Israeli Prime Minister Naftali Bennett, on Sunday, held meetings with the Foreign Ministers of UAE and Bahrain and told them that Israel’s original Arab peace partners-Egypt and Jordan-support the Abraham Accords. Signed in September 2020, the historic pact normalised Israel’s ties with both Arab states. Notably, Egypt (1979) and Jordan (1994) were the first Arab states to normalise their relationship with Israel following the Arab-Israel wars in 1948.

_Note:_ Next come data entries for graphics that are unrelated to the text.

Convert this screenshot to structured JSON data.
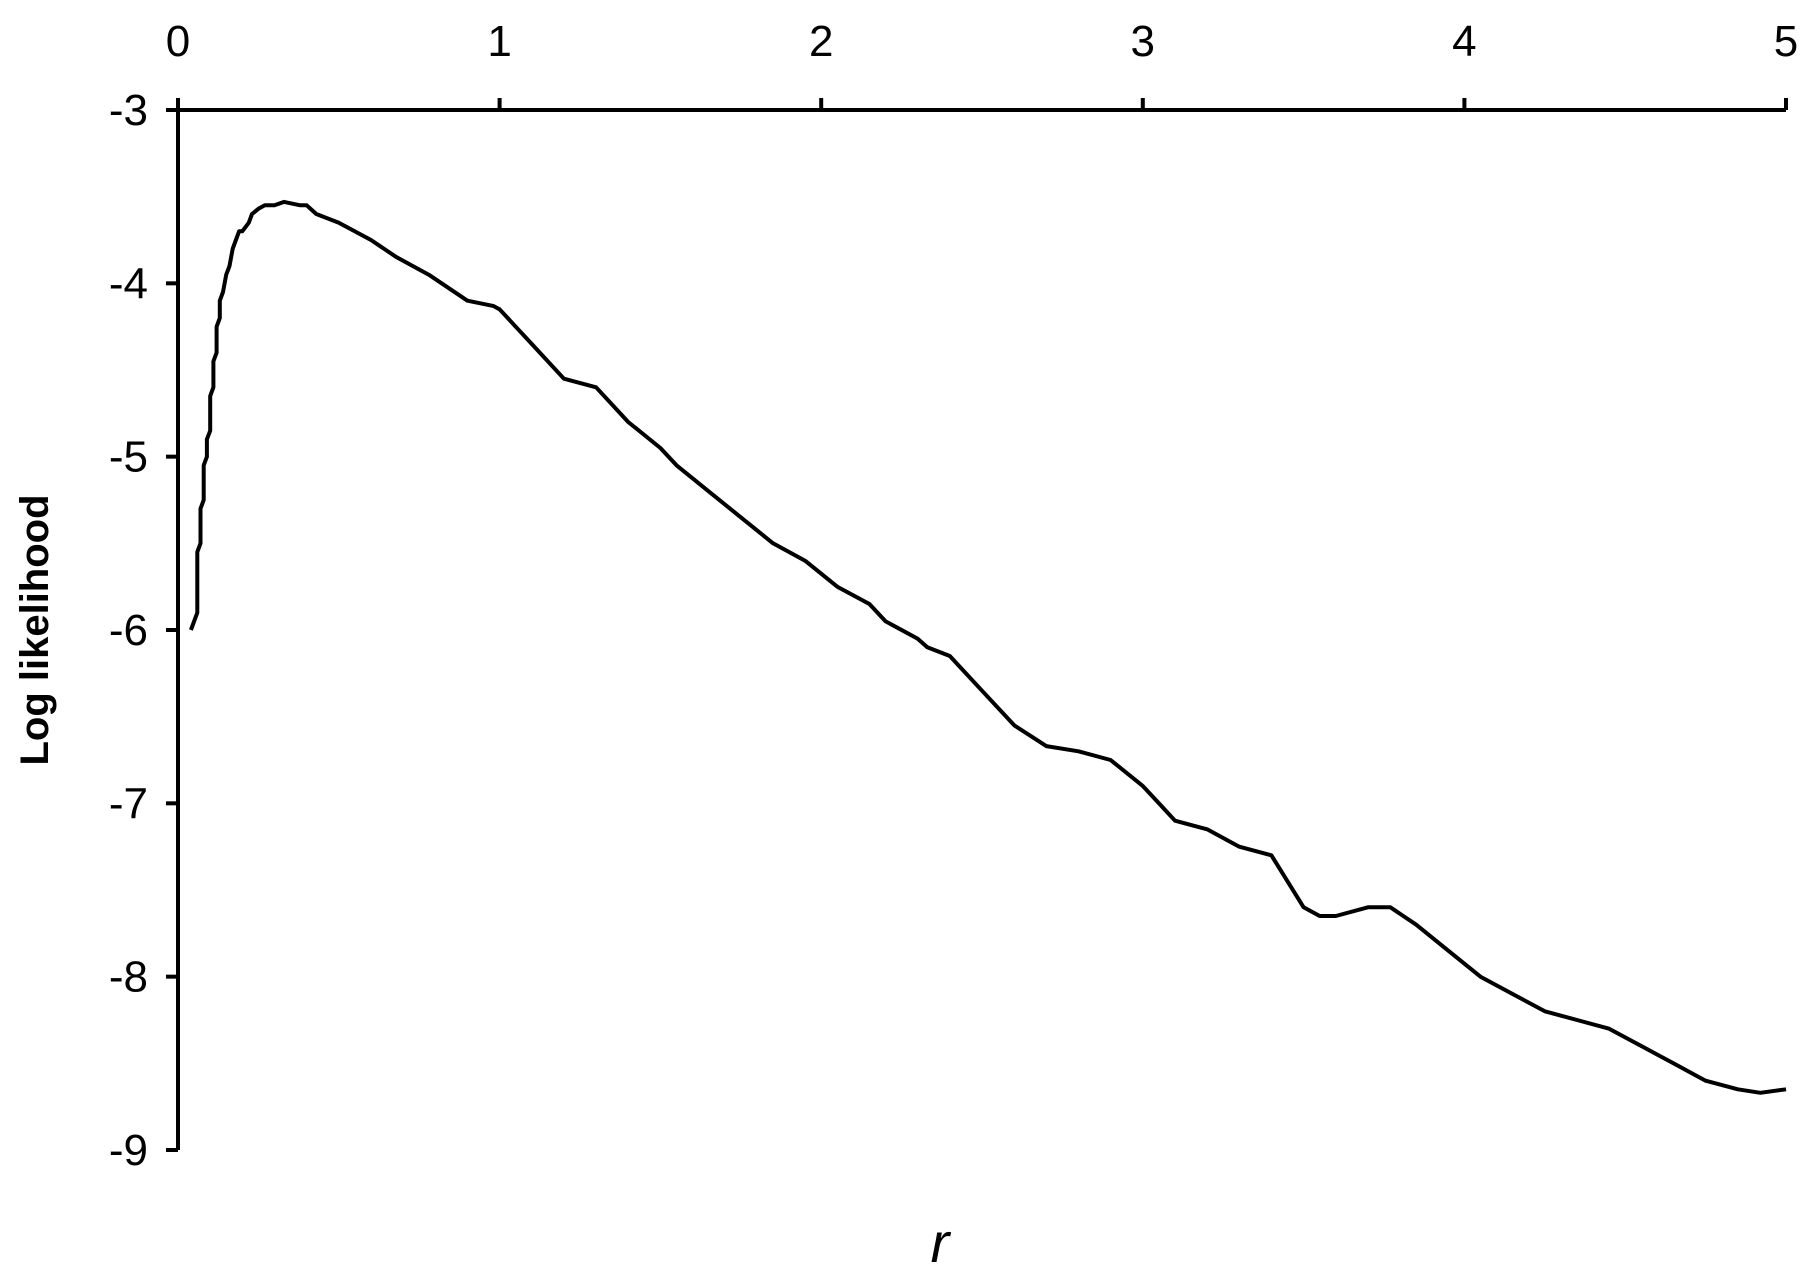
{
  "chart_data": {
    "type": "line",
    "xlabel": "r",
    "ylabel": "Log likelihood",
    "xlim": [
      0,
      5
    ],
    "ylim": [
      -9,
      -3
    ],
    "x_axis_position": "top",
    "xticks": [
      0,
      1,
      2,
      3,
      4,
      5
    ],
    "yticks": [
      -3,
      -4,
      -5,
      -6,
      -7,
      -8,
      -9
    ],
    "grid": false,
    "legend": "none",
    "series": [
      {
        "color": "#000000",
        "x": [
          0.04,
          0.06,
          0.06,
          0.07,
          0.07,
          0.08,
          0.08,
          0.09,
          0.09,
          0.1,
          0.1,
          0.11,
          0.11,
          0.12,
          0.12,
          0.13,
          0.13,
          0.14,
          0.15,
          0.16,
          0.17,
          0.18,
          0.19,
          0.2,
          0.22,
          0.23,
          0.25,
          0.27,
          0.3,
          0.33,
          0.38,
          0.4,
          0.43,
          0.5,
          0.6,
          0.68,
          0.78,
          0.9,
          0.98,
          1.0,
          1.05,
          1.1,
          1.2,
          1.3,
          1.4,
          1.5,
          1.55,
          1.65,
          1.75,
          1.85,
          1.95,
          2.05,
          2.15,
          2.2,
          2.3,
          2.33,
          2.4,
          2.5,
          2.6,
          2.7,
          2.8,
          2.9,
          3.0,
          3.05,
          3.1,
          3.2,
          3.3,
          3.4,
          3.45,
          3.5,
          3.55,
          3.6,
          3.7,
          3.77,
          3.85,
          3.95,
          4.05,
          4.15,
          4.25,
          4.35,
          4.45,
          4.55,
          4.65,
          4.75,
          4.85,
          4.92,
          5.0
        ],
        "y": [
          -6.0,
          -5.9,
          -5.55,
          -5.5,
          -5.3,
          -5.25,
          -5.05,
          -5.0,
          -4.9,
          -4.85,
          -4.65,
          -4.6,
          -4.45,
          -4.4,
          -4.25,
          -4.2,
          -4.1,
          -4.05,
          -3.95,
          -3.9,
          -3.8,
          -3.75,
          -3.7,
          -3.7,
          -3.65,
          -3.6,
          -3.57,
          -3.55,
          -3.55,
          -3.53,
          -3.55,
          -3.55,
          -3.6,
          -3.65,
          -3.75,
          -3.85,
          -3.95,
          -4.1,
          -4.13,
          -4.15,
          -4.25,
          -4.35,
          -4.55,
          -4.6,
          -4.8,
          -4.95,
          -5.05,
          -5.2,
          -5.35,
          -5.5,
          -5.6,
          -5.75,
          -5.85,
          -5.95,
          -6.05,
          -6.1,
          -6.15,
          -6.35,
          -6.55,
          -6.67,
          -6.7,
          -6.75,
          -6.9,
          -7.0,
          -7.1,
          -7.15,
          -7.25,
          -7.3,
          -7.45,
          -7.6,
          -7.65,
          -7.65,
          -7.6,
          -7.6,
          -7.7,
          -7.85,
          -8.0,
          -8.1,
          -8.2,
          -8.25,
          -8.3,
          -8.4,
          -8.5,
          -8.6,
          -8.65,
          -8.67,
          -8.65
        ]
      }
    ]
  }
}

Meanwhile, hosting Khalifa al-Marar and Abdullatif Al Zayani at his hotel room in New York, Bennett assured that Israel wanted to continue the pact. “First of all, I want to tell you that I met the king of Jordan and the president of Egypt, and they’re of course delighted with the ensuing relationship between our countries, and I want to assure you of continuity,” Bennett said adding, “We’re stable and we believe in this relationship and we want to expand it as much as possible.”
The much-vaunted Abraham Accords normalises Israel's relations with UAE and Bahrain and encompasses ways to enhance partnership in the form of tourism, direct flights, scientific cooperation and, in time, establish full embassy-level diplomatic ties. The deal was brokered by former US President Donald Trump, a staunch supporter of Israeli claims over the Gaza Strip and the West Bank. In August, Trump first proposed the peace agreement between his ‘three great friends’. Almost a month later, on September 15, Trump was joined by the then Israeli Prime Minister Benjamin Netanyahu and foreign ministers of the UAE and Bahrain at the White House to ink the historic Abraham Accord. While both UAE and Bahrain had never supported or opposed the Palestinian cause, Israel had openly announced a claim over the Palestinian held land.
Abraham Accord was named to honour the patriarch of three major Abrahamic religions - Christianity, Islam and Judaism. Since the creation of the State of Israel in 1948 and the exodus of more than 7.5 lakh Palestinians from the area, there have only been two peace agreements brokered between Israel and other Arab countries. Other notable mentions include Lebanon, 1982; Arab Peace Initiative, 2002; Libya, 2004; and Syria in 1990 and 2010. These pacts have been problematic because peace was not maintained, and border skirmishes or war broke out after signing the treaty.